Eylem Tok haberi sansürlenmişti: Rojda Altıntaş DHA muhabirliğinden istifa etti
Artı Gerçek - Yazar Eylem Tok’un ölümlü trafik kazasına neden olan oğlu ile ilgili haberinin sansüre uğradığını açıklayan ve Demirören Medya Grubu tarafından kazadan hemen sonra yapılan röportajlarda önemli bilgilerin kesildiği kamuoyuna duyuran Demirören Haber Ajansı (DHA) muhabiri Rojda Altıntaş istifa etti. Altıntaş, "Artık mesleğimi daha doğru ve etik bir şekilde sürdürebileceğim yeni yollar arayacağım" dedi.
Gazeteci Altıntaş'ın istifasını duyurduğu sosyal medya paylaşımı söyle:
"Demirören Haber Ajansı ile olan ilişkim sona ermiştir. İstifa ettim.

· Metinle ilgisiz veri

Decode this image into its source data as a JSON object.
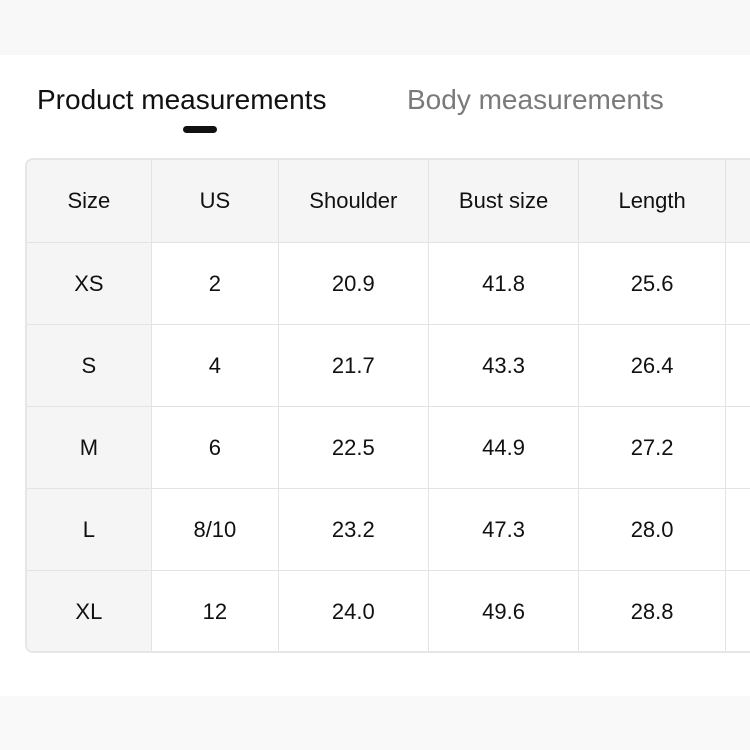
{
  "tabs": [
    {
      "label": "Product measurements",
      "active": true
    },
    {
      "label": "Body measurements",
      "active": false
    }
  ],
  "table": {
    "headers": [
      "Size",
      "US",
      "Shoulder",
      "Bust size",
      "Length",
      ""
    ],
    "rows": [
      [
        "XS",
        "2",
        "20.9",
        "41.8",
        "25.6",
        ""
      ],
      [
        "S",
        "4",
        "21.7",
        "43.3",
        "26.4",
        ""
      ],
      [
        "M",
        "6",
        "22.5",
        "44.9",
        "27.2",
        ""
      ],
      [
        "L",
        "8/10",
        "23.2",
        "47.3",
        "28.0",
        ""
      ],
      [
        "XL",
        "12",
        "24.0",
        "49.6",
        "28.8",
        ""
      ]
    ]
  }
}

27 yaşında bir genç kadın muhabir olarak, yaşadığım bu sürecin ne kadar zor olduğunu anlatmak benim için gerçekten güç.
Bu süreçte bana destek olan ve güvenen herkese içtenlikle teşekkür ederim. Artık mesleğimi daha doğru ve etik bir şekilde sürdürebileceğim yeni yollar arayacağım.
Saygılarımla"
Demirören Haber Ajansı ile olan ilişkim sona ermiştir. İstifa ettim.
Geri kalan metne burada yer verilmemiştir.